Мы опросили других потерпевших. Они тоже припомнили, что вызывали ей лифт какой-то старушке.
Всплыло ещё одно обстоятельство: во всех случаях между квартирами пострадавших и лифтом был выход на лестничный пролёт. Пока добрая душа вызывала лифт несчастной бабульке, кто-то вполне мог за её спиной пройти в квартиру. Дверь-то была открытой – кто ж станет запирать за собой дверь, чтобы пройти три метра к лифту и назад!
Как преступник мог проникать в квартиры, мы вроде бы поняли. А дальше-то что? Надо было найти ценности, взять их и покинуть место преступления. На всё про всё у него были считанные секунды, пока, отправив бабулю на лифте, хозяева не возвращались к себе и запирали дверь. А ведь там ещё были члены семьи, которым надо было не попасться на глаза!
Работал у меня тогда один стажёр – сообразительный такой хлопчик. Приходит он как-то ко мне и говорит: «Сергей Викторович! Мы всё пытались понять, что общее было в обворованных квартирах. А, может, надо по-другому: чего там не было?». Оказывается, хлопец подметил, что ни в одной из тех квартир не было ни кошек, ни собак. Не было и маленьких детей.
Этот хлопец, в общем-то, дело и раскрыл. При осмотре следующего места происшествия в спальне под кроватью он обнаружил волос. Волос был тёмным, а хозяева, муж и жена, были блондинами. Они чуть не подрались, когда мы попросили объяснить, чей это волос, – были страшно ревнивыми.

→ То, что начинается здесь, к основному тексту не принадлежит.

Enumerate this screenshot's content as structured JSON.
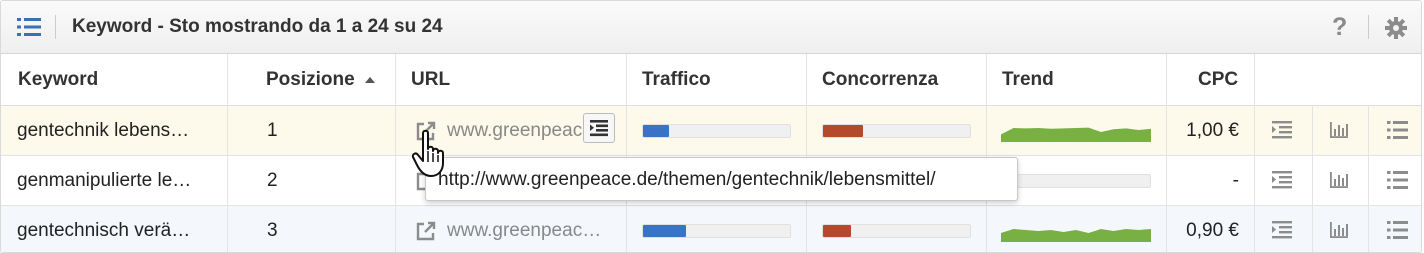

Волос мы послали на экспертизу, сделали анализ ДНК. А вскоре и вора поймали. Причём поймали просто – фраера, как всегда, сгубила жадность. Мы дали объявление, что некая пивная фирма в рекламных целях проводит шоу-конкурс. Тот, кто дольше других просидит в небольшом стеклянном ящике с логотипом фирмы, получит сто тысяч. Откликнулись три человека. Им предложили пройти медосмотр и сдать анализы якобы, чтобы избежать несчастного случая во время шоу. ДНК одного из претендентов совпало с ДНК того волоса.
Он был совсем молодым человеком – девятнадцать лет. Занимался йогой. Окончил цирковую школу-студию. Одно время даже в цирке выступал – был «человеком без костей».
Всё придумала его бабушка – то самая старушка, которая якобы не умела пользоваться лифтом. Кстати, в жизни выглядела очень даже прилично – без платка и с макияжем её пострадавшие не узнавали.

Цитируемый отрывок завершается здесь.